Comme toujours, il s’agit pour l’artiste de raconter des histoires, le syncrétisme nécessaire d’une œuvre et ses filiations intellectuelles. Comme cet artiste secret le livrait en 2019 dans un de ses rares entretiens « Tout le temps, je raconte des histoires, dans la vie, dans les tableaux. Je ne fais que ça, raconter des histoires. De toute façon la peinture a toujours raconté des histoires, que ce soit Poussin, Vélasquez ou Mondrian, on raconte des histoires. Tout ce qu’on fait c’est autobiographique, donc c’est notre histoire. Ce qu’on fait parle du monde, on raconte le monde tel qu’on le voit. L’art n’échappe pas à ça. (Flyer de présentation de l’exposition)
Cette posture est symptomatique dans le tableau « Surface inconnue » où la phrase est peinte dans une sorte de bulle carrée de BD, sur un plan coloré qui vient s’écraser sur d’autres plans, un peu à la manière de Photoshop lorsque l’on fusionne les calques pour obtenir une image unique. Ici la référence aux peintures métaphysiques de Rothko est manifeste, mais Jean-Michel Alberola suggère aussi une interrogation personnelle sur l’art de peindre. Sa réponse se trouve peut-être dans une toile de facture proche "Absolument nécessaire. Voir Portfolio"

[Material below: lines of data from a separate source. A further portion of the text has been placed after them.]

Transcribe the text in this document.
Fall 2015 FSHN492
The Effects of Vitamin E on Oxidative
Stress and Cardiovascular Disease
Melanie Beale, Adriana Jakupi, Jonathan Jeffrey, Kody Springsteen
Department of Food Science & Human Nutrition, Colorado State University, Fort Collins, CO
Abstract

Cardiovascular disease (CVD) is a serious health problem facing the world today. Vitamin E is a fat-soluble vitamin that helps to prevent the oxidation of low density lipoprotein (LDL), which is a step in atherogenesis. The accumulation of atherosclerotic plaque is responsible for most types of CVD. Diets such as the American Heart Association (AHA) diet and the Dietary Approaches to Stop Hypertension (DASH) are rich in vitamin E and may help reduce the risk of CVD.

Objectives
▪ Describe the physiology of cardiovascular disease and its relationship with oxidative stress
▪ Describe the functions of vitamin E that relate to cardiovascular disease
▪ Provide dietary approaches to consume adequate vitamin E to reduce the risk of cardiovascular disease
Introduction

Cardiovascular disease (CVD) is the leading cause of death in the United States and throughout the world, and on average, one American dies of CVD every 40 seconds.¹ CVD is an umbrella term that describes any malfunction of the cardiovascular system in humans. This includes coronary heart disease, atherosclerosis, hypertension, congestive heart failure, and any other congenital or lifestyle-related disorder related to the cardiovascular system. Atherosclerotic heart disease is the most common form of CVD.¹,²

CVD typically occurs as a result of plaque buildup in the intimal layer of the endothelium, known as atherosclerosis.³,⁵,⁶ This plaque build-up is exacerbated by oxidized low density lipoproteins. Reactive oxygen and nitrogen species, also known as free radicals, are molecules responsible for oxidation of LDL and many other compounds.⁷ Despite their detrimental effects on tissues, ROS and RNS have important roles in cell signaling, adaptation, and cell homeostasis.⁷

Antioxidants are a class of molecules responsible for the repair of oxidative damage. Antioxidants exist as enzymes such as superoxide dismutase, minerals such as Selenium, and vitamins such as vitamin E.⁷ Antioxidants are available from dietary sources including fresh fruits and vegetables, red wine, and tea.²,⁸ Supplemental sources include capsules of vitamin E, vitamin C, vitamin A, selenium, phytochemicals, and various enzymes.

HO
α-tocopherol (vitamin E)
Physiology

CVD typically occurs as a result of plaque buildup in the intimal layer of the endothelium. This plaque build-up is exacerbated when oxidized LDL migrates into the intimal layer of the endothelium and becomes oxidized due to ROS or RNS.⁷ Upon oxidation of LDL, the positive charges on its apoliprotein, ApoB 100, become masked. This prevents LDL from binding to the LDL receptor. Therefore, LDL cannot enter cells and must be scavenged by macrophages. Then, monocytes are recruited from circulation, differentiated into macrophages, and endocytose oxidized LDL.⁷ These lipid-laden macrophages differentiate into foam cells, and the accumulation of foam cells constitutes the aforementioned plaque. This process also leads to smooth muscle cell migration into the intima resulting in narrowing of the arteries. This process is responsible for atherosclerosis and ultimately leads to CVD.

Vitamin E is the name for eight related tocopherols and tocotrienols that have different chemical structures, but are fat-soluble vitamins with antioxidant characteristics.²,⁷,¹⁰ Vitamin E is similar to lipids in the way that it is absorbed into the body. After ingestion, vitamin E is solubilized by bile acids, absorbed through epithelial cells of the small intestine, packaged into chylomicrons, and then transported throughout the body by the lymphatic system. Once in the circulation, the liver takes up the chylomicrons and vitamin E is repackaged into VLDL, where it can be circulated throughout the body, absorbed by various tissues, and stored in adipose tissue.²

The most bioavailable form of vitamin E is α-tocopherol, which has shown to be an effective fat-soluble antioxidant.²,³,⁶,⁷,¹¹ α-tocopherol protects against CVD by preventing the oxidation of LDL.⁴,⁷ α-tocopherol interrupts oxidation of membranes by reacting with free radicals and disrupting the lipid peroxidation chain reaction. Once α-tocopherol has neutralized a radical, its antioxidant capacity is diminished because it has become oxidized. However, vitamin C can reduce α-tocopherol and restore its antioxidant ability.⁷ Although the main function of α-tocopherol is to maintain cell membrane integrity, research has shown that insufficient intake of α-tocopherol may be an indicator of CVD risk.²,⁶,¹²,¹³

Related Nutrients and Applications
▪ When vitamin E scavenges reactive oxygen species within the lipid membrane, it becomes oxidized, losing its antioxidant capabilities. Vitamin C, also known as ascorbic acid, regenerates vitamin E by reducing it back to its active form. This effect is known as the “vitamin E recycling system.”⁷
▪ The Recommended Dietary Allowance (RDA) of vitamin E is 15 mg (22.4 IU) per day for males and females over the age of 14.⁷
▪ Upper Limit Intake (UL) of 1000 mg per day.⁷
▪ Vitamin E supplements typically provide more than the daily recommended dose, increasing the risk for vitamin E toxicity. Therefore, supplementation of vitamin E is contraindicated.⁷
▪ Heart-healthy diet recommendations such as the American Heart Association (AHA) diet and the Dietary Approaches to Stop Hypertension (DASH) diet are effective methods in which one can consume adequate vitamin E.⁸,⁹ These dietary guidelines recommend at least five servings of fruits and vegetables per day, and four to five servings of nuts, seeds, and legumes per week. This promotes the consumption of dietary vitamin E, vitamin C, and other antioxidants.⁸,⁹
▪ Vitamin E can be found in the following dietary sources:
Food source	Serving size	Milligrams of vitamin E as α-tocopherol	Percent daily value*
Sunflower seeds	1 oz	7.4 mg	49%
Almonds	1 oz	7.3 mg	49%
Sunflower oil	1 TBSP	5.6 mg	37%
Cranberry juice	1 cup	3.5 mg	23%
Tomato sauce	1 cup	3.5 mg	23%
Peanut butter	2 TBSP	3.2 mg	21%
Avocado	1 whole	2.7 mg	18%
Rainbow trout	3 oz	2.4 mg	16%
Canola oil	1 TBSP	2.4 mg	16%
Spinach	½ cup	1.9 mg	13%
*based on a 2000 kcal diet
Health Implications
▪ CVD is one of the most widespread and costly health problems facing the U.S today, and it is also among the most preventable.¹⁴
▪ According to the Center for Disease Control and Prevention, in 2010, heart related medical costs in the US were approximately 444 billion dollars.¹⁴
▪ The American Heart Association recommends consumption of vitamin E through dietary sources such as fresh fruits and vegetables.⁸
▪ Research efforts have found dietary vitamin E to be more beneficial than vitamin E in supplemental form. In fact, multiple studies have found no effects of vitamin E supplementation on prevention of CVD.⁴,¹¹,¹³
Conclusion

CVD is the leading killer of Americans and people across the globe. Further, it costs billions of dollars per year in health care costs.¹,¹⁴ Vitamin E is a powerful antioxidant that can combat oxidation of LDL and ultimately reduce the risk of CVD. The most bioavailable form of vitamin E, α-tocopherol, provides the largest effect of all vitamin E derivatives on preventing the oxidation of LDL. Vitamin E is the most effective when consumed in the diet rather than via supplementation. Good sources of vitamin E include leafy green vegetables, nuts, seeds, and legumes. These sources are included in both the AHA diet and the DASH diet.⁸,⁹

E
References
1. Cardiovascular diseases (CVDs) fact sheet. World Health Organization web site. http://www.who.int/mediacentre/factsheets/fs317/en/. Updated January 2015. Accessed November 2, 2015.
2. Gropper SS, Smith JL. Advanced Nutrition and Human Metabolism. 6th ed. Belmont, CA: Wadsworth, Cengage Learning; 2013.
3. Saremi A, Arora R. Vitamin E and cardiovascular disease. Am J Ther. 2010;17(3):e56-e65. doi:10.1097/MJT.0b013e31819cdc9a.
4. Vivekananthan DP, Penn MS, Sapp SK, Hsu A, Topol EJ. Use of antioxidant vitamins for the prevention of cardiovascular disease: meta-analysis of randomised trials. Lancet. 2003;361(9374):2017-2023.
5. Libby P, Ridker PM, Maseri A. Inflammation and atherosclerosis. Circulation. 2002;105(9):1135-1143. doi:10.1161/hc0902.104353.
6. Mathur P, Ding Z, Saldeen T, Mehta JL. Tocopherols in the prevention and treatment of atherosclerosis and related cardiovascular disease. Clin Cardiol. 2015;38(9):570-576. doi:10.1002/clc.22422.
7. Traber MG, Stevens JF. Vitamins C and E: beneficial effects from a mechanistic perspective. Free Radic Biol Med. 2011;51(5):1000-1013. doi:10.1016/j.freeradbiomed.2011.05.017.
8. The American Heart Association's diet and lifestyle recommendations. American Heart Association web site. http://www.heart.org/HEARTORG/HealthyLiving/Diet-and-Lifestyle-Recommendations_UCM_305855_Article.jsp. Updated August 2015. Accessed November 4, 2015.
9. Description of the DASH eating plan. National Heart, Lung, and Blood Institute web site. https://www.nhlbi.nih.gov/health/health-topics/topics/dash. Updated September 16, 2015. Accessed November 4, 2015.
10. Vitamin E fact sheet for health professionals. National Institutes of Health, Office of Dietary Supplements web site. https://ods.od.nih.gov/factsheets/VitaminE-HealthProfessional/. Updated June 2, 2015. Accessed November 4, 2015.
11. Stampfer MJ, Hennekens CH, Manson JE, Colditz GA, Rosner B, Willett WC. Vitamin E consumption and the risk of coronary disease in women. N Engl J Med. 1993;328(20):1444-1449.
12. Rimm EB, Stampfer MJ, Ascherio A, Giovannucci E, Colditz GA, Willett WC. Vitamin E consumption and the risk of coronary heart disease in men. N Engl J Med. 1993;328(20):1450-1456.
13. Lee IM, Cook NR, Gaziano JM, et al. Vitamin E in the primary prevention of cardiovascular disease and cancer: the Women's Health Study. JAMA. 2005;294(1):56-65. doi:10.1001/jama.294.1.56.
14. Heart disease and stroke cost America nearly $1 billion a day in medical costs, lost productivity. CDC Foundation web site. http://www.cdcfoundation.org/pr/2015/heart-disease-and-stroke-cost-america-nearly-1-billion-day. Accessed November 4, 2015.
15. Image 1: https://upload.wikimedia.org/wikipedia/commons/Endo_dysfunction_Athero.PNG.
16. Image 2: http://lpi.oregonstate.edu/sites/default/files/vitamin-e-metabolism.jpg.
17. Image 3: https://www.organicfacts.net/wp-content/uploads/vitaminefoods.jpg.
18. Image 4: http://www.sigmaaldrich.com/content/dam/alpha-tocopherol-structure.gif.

Cette interrogation est latente dans ses représentations les plus diverses où le sujet est une sorte de pingouin, un objet trouvé dans un brocante, qui fonctionne comme le doudou d’un enfant, avec un acronyme d’autodérision, N.P.I., Non Productif/Incontrôlable, pour se qualifier d’anarchiste dans la peinture, alors qu’il vend dans les plus grandes galeries. Mais Andy Wharhol n’avait-il pas de même une vision cynique en fustigeant la société de consommation tout en manipulant les règles du marketing pour mieux vendre ses œuvres ?
Jean-Michel Alberola est inclassable certes, mais pas indéchiffrable à condition de se soumettre à ses règles, de travailler ce qu’il nous donne à voir.